If you don't get metered bills, you could benefit financially from being charged for just the water you use. Find out how much you could save by contacting your local water provider, who will fit a water meter to your property for free, if you are the owner or a long-term tenant.
Depending on how water-wise you are you might experience a more than 50% drop in your bills with a water meter. If your bills increase you can choose to return to non-metered billing within the first year.
Small changes in behaviour can make big differences: showers use 5 times less water than baths or power showers.
Each toilet flush can use up to 9 litres of drinking quality water, so avoid unnecessary flushes.
In the kitchen: wash fruit, veg and washing-up in a bowl rather than under a running tap.
Request a free Water Hippo and water saving leaflet from your local water provider. Water Hippos can save up to 3 litres a flush.
Contact your local City Council for more water efficiency tips for your house and garden.

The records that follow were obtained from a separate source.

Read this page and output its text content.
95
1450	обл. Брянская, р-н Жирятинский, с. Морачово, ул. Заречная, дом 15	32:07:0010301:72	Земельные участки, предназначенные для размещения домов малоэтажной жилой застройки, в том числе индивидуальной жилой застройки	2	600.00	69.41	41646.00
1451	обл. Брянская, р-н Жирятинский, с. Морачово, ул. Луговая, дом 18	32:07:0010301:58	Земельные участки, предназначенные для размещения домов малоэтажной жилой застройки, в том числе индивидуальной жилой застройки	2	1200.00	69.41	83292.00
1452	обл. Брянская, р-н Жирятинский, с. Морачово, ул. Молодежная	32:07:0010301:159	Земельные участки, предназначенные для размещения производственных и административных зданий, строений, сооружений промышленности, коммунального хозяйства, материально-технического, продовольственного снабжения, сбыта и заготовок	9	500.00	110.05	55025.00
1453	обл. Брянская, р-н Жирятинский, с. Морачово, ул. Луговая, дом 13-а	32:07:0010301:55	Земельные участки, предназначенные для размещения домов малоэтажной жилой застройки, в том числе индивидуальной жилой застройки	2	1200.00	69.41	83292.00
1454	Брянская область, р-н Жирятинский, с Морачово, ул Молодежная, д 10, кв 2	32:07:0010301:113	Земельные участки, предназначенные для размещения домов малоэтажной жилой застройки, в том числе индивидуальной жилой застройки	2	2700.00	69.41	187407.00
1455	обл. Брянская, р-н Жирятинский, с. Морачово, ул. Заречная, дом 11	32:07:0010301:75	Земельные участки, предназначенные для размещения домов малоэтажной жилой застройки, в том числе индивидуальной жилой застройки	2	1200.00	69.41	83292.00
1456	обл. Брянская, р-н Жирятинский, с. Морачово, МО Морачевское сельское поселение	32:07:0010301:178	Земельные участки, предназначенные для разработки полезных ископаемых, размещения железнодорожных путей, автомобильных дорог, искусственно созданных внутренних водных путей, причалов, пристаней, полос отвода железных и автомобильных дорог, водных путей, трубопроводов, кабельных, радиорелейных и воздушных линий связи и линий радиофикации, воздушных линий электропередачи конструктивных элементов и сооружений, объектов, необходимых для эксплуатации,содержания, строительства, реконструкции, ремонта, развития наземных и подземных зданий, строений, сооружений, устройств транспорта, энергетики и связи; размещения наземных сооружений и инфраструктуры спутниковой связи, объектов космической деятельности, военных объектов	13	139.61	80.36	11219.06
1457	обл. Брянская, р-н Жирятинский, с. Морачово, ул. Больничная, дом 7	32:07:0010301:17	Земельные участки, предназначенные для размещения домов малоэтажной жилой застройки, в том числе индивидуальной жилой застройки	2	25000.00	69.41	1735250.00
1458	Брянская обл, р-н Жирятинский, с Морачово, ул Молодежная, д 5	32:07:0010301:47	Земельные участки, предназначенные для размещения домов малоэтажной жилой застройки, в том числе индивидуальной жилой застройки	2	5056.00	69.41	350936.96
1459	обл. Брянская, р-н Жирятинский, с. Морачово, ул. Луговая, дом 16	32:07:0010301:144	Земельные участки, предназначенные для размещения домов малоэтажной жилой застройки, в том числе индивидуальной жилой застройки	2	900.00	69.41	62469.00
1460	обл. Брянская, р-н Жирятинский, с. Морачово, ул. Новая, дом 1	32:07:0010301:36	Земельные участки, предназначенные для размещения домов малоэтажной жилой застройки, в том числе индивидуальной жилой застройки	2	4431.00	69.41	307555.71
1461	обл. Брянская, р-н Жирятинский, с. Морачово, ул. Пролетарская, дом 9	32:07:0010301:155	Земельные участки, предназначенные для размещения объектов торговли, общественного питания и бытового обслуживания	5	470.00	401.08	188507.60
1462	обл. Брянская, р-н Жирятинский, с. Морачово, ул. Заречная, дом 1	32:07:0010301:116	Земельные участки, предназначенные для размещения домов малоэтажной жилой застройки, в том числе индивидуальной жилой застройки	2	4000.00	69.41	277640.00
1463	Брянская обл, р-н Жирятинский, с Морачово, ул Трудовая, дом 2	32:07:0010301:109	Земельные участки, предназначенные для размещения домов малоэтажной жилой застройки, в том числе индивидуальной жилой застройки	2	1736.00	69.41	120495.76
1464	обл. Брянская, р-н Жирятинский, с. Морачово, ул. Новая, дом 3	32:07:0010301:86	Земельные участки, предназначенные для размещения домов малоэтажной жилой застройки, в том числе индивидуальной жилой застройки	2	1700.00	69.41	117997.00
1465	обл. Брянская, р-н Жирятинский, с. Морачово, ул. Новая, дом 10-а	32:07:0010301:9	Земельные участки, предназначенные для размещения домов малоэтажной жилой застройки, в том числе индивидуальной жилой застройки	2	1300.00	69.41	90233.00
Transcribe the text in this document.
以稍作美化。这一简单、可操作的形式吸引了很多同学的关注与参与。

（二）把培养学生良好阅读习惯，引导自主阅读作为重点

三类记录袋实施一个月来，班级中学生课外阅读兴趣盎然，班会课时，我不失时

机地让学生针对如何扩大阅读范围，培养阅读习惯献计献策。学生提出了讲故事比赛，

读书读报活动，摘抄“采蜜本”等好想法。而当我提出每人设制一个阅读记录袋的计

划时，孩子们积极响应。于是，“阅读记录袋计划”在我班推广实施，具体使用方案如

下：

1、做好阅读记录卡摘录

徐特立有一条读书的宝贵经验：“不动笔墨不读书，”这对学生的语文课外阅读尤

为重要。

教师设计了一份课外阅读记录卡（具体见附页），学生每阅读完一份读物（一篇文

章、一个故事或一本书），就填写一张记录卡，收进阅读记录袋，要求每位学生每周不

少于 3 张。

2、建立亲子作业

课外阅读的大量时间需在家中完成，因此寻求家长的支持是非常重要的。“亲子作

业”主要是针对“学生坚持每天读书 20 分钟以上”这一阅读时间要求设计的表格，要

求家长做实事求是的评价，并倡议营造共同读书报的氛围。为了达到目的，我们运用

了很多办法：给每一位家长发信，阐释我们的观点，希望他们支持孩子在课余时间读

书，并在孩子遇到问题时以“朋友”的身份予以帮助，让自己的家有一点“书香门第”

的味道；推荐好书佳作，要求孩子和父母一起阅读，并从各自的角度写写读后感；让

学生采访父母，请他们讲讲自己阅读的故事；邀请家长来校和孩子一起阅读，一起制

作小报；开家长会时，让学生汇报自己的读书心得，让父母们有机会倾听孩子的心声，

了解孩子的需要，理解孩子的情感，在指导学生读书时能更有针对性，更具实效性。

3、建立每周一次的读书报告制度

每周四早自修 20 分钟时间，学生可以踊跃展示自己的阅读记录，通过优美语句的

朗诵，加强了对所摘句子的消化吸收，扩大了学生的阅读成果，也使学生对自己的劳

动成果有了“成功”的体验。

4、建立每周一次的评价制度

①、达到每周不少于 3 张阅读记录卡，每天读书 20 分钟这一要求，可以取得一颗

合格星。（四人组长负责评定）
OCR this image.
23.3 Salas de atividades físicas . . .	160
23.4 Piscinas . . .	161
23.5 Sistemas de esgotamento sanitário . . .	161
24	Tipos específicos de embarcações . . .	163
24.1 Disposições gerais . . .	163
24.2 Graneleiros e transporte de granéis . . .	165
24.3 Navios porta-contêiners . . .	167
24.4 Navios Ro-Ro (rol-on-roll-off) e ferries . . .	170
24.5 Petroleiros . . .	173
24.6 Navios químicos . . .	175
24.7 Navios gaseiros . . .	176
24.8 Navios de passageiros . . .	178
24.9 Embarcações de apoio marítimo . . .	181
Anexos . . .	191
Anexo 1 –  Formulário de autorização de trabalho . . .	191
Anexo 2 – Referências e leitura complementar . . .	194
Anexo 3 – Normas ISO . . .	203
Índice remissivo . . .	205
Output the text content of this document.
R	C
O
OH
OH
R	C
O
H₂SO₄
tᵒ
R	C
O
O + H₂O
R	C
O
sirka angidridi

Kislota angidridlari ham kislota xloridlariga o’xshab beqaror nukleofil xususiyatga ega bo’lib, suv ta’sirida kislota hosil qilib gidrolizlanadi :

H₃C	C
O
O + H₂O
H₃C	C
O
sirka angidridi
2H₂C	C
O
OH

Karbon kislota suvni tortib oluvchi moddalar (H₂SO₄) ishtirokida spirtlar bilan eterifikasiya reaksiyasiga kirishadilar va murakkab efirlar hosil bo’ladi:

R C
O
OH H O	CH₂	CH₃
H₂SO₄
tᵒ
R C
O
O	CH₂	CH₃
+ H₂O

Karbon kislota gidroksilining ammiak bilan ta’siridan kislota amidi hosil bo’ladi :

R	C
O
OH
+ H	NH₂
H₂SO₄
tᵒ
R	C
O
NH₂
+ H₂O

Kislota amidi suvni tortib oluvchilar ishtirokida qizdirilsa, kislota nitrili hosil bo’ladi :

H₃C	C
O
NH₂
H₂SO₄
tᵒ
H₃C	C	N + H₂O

Prevent leaks and get a free water audit: Watersmart do free home water audits and can help you to identify and repair minor leaks. They aim for a 10–15% reduction in water use and water bills for metered customers.
Fit a dual flush to your toilet, it increases the water pressure of each flush and cuts the water consumption by half, saving a massive 20% on your total water bill.
Water saving taps, attachments and dual flushes are available from all good DIY and plumbing supply stores, or contact the Environment Agency or Waterwise for more information about products and suppliers.
Use water butts to collect rainwater from your roof for use in your garden. They are available from garden centres and often at reduced prices from your local water provider.
Buy ‘A‘ or ‘A++‘ rated washing machines and dishwashers, they are very water efficient and save energy too. By law, all machines should display an energy label, so you can compare their water and energy consumptions. Don't forget to notify retailers if you can't find the energy label of any laundry appliance or dishwasher.
Rainwater harvesting can be as simple as collecting rainwater in a water butt for use in your garden. Or it can involve more complicated systems for flushing toilets and washing machine use. For more information contact the Environment Agency.
Greywater recycling systems collect and treat wastewater from showers, baths and basins. This recycled water can be used to flush toilets, water gardens and sometimes feed washing machines. Contact the Environment Agency for more information.
Learn about sustainable water and sewage systems, the Low Impact Living Initiative run a weekend course covering rainwater harvesting, greywater recycling and composting toilets.